Revived economic growth is necessary but insufficient to help with India’s complex security challenges. One big missing piece, as Stephen Cohen and Sunil Dasgupta argue in Arming without Aiming: India’s Military Modernization (2010), is a clear sense of “strategic intent.”
Indian governments don’t issue national security posture statements. They don’t put arms purchases into a broader context. Yes, India demands strategic autonomy. But how? Yes, India must adapt to the rise of China. But what’s the strategy? Yes, India seeks to dissuade Pakistan from carrying out attacks through proxies. The Army has plans, but what is the national strategy?
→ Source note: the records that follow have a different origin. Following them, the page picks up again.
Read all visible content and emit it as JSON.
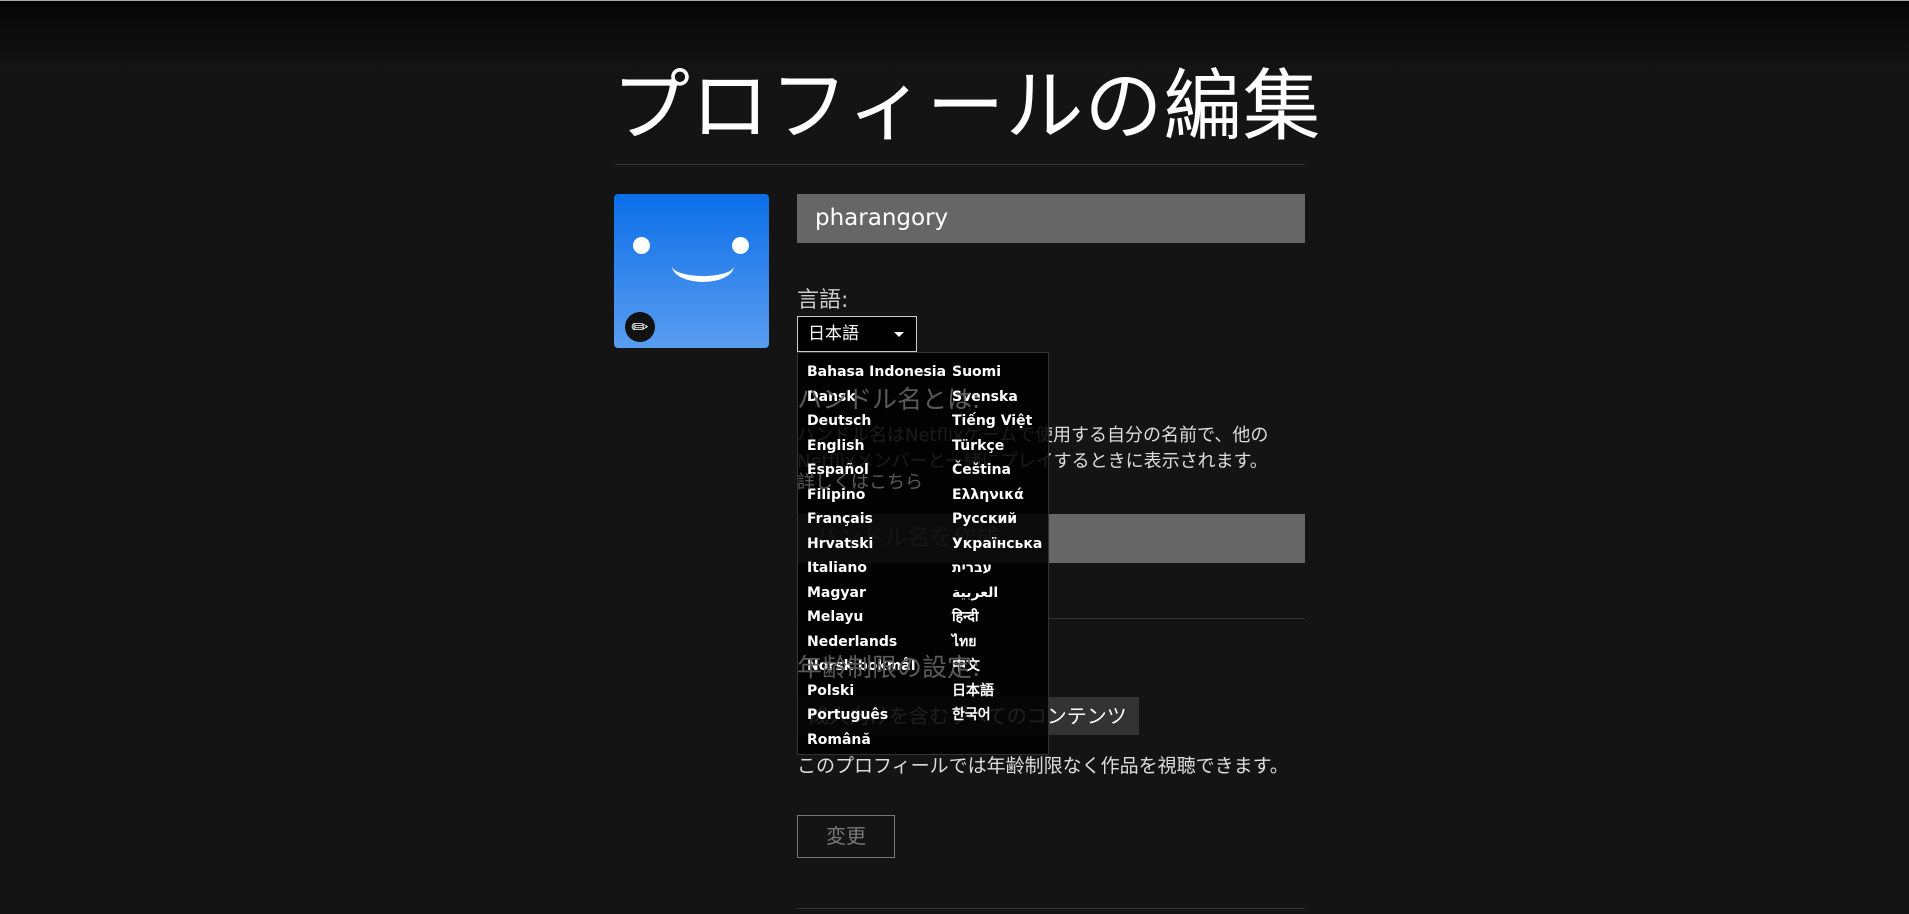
{
  "title": "プロフィールの編集",
  "profile": {
    "name": "pharangory",
    "avatar_color": "#0a6ee8"
  },
  "language": {
    "label": "言語:",
    "selected": "日本語",
    "options_col1": [
      "Bahasa Indonesia",
      "Dansk",
      "Deutsch",
      "English",
      "Español",
      "Filipino",
      "Français",
      "Hrvatski",
      "Italiano",
      "Magyar",
      "Melayu",
      "Nederlands",
      "Norsk bokmål",
      "Polski",
      "Português",
      "Română"
    ],
    "options_col2": [
      "Suomi",
      "Svenska",
      "Tiếng Việt",
      "Türkçe",
      "Čeština",
      "Ελληνικά",
      "Русский",
      "Українська",
      "עברית",
      "العربية",
      "हिन्दी",
      "ไทย",
      "中文",
      "日本語",
      "한국어"
    ]
  },
  "handle": {
    "heading": "ハンドル名とは:",
    "description": "ハンドル名はNetflixゲームで使用する自分の名前で、他のNetflixメンバーと一緒にプレイするときに表示されます。",
    "learn_more": "詳しくはこちら",
    "placeholder": "ハンドル名を作成"
  },
  "maturity": {
    "heading": "年齢制限の設定:",
    "badge": "成人向けを含むすべてのコンテンツ",
    "description": "このプロフィールでは年齢制限なく作品を視聴できます。",
    "change_button": "変更"
  }
}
Strategy in India takes a back seat to inference. Inference helps fend off external pressures and facilitates maneuvering through the thicket of India’s domestic politics. Even India’s nuclear doctrine was inferential — unveiled as a “draft” prepared by a quasi-official body. Inference allows Indian governments to muddle through, but inference is hard to update and risks magnifying weakness. The non-governmental reports excerpted above were prompted by frustration with muddling through.
India’s revival will require the opening of many spigots — procurement bottlenecks choked by corrupt practices, for a start. New Delhi will also be obliged to speed up arms acquisitions and increase defense budgets. Even then, India will punch well below its weight until civil-military relations become more cohesive and military service plans and operations become more integrated.